This Day in Georgia Civil War History
December 14, 1862
Soldier Wrote of Battle of Frederickburg
A Georgia soldier wrote home to his wife, describing what he witnessed at the Battle of Fredericksburg.
“…Again I have to record the clash of arms. On the morning of the 11th, I was awakened from sleep by the roaring cannon and the bursting shells in the city. It seems that about 5 o’clock in the morning, the enemy had attempted to throw pontoon bridges across the river. Our men, know these plans, gave them to understand that they would have something to do and the battle began at once.
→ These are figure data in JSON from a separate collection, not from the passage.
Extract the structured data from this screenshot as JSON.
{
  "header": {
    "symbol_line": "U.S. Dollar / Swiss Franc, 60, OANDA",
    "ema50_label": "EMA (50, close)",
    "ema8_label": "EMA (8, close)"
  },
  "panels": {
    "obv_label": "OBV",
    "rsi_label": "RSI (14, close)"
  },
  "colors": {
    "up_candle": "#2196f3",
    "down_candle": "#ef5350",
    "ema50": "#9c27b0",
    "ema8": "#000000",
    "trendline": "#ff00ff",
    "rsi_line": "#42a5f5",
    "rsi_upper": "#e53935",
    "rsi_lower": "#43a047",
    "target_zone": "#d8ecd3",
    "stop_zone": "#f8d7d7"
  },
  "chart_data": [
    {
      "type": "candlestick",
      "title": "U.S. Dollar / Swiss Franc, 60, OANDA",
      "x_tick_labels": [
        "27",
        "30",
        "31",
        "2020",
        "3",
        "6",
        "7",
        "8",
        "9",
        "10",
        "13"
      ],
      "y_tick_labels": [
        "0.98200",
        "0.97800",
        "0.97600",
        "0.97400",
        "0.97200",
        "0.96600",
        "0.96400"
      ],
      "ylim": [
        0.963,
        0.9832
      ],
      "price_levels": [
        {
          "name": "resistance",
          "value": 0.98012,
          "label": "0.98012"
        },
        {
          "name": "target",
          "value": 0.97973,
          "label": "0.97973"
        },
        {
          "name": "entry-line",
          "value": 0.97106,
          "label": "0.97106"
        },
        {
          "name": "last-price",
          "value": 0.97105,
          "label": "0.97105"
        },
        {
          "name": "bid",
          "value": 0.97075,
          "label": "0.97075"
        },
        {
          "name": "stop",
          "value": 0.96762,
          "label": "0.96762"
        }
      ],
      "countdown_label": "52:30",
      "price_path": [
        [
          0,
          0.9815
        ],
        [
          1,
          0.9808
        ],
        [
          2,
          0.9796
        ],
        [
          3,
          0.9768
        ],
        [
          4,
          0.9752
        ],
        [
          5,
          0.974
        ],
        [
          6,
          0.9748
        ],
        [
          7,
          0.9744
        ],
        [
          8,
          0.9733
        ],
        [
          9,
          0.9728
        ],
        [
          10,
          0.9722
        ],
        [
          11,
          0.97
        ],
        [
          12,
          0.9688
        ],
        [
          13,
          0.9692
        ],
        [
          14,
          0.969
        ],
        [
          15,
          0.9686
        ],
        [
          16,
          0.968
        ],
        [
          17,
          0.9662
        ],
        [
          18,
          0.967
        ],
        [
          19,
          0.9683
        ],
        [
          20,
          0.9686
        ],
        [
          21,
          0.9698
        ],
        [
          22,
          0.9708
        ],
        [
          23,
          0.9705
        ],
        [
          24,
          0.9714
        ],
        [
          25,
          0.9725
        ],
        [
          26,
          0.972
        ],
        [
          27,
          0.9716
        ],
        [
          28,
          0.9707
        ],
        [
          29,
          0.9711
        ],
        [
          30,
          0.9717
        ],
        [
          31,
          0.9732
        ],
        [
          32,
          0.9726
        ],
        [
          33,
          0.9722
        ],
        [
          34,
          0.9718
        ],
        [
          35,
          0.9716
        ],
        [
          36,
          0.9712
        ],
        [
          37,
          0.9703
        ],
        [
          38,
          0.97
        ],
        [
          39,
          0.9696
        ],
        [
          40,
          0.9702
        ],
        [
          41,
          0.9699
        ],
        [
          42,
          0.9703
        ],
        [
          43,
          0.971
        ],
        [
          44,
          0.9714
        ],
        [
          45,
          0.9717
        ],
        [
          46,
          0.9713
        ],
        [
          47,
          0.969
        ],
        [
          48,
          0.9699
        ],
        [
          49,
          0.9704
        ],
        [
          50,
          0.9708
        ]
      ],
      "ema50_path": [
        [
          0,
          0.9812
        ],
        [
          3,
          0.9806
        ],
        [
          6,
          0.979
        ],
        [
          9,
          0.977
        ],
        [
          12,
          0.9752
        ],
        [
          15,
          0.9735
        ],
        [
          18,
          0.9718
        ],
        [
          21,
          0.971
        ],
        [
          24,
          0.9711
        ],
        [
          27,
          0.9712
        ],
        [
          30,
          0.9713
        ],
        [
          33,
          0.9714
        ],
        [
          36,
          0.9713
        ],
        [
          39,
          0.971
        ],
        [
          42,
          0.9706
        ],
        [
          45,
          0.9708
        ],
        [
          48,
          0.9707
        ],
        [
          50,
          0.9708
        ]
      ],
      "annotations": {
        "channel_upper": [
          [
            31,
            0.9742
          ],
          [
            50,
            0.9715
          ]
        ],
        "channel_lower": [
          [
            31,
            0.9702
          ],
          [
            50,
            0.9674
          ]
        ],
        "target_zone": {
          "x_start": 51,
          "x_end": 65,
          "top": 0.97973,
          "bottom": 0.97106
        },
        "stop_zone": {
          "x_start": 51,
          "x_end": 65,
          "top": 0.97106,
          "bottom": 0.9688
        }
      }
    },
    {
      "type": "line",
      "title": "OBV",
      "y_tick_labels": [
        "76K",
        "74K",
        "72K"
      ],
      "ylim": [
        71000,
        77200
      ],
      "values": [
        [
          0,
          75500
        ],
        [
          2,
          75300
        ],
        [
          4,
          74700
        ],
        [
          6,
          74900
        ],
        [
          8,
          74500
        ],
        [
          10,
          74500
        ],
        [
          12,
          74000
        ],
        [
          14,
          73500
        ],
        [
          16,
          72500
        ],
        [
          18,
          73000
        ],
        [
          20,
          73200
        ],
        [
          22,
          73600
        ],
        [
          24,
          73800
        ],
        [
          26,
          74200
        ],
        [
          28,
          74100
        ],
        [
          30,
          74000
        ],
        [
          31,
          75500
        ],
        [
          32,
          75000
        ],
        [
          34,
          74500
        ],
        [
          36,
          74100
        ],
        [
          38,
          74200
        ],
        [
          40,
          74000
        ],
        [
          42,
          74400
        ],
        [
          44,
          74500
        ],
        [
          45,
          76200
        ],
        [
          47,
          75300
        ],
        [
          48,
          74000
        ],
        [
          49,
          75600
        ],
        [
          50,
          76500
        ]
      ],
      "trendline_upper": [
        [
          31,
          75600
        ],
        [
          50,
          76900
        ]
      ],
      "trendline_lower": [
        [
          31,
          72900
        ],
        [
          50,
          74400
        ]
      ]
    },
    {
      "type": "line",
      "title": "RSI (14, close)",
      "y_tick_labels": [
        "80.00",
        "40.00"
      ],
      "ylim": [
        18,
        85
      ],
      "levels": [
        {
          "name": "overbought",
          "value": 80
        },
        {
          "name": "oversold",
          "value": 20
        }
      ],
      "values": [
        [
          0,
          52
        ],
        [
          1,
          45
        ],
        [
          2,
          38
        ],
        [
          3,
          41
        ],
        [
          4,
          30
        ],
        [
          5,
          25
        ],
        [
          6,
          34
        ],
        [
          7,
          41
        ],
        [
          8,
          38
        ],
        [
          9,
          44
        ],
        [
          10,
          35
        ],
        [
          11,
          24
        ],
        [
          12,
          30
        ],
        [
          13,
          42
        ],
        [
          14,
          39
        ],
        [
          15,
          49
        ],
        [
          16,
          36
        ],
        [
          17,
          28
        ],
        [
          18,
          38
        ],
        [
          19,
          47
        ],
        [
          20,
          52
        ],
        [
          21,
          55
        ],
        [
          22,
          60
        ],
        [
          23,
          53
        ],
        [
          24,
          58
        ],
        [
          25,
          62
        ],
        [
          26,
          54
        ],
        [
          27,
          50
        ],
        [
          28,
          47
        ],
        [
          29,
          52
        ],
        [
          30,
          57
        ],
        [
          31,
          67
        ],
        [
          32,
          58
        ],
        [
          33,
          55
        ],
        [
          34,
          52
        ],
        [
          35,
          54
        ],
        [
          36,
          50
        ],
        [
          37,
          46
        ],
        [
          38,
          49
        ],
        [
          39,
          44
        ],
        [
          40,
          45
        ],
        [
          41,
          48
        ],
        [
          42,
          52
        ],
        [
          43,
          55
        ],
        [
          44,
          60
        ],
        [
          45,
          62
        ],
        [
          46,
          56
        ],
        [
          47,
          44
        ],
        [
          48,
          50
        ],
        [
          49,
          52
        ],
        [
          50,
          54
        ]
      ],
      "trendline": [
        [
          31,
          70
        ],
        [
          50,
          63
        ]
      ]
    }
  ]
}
It being the plan of General Lee to fall back and let them cross after firing, it was according[ly] done and they commenced shelling the city, which they continued to do all day, our battery not firing on them but held out. … They set the city on fire about 3 o’clock. … The firing continued all day Thursday, and Thursday night they crossed the river and next day the battle opened at daylight with increased energy. All day the firing continued with great fury and progress. … And again Saturday the 13th the conflict commenced with more fury than ever, all up and down the river for ten miles. You could hear nothing but the roar of cannon and after a while the musketry began, and it seemed as though you had set fire to a canebrake of a thousand acres. …you could see the Yankees charge our batteries and could see them run back as often. One battery they charged seven times, but were driven back as often with great slaughter. … The battle continued all along the lines and no doubt the enemy was badly whipped. … Already some of the noblest sons of Georgia have fallen, among them T.R.R. Cobb was killed on yesterday. …” Source: Mills Lane (ed.), “Dear Mother: Don’t grieve about me. If I get killed, I’ll only be dead.”: Letters from Georgia Soldiers in the Civil War (Savannah: Beehive Press, 1990), pp. 197-199.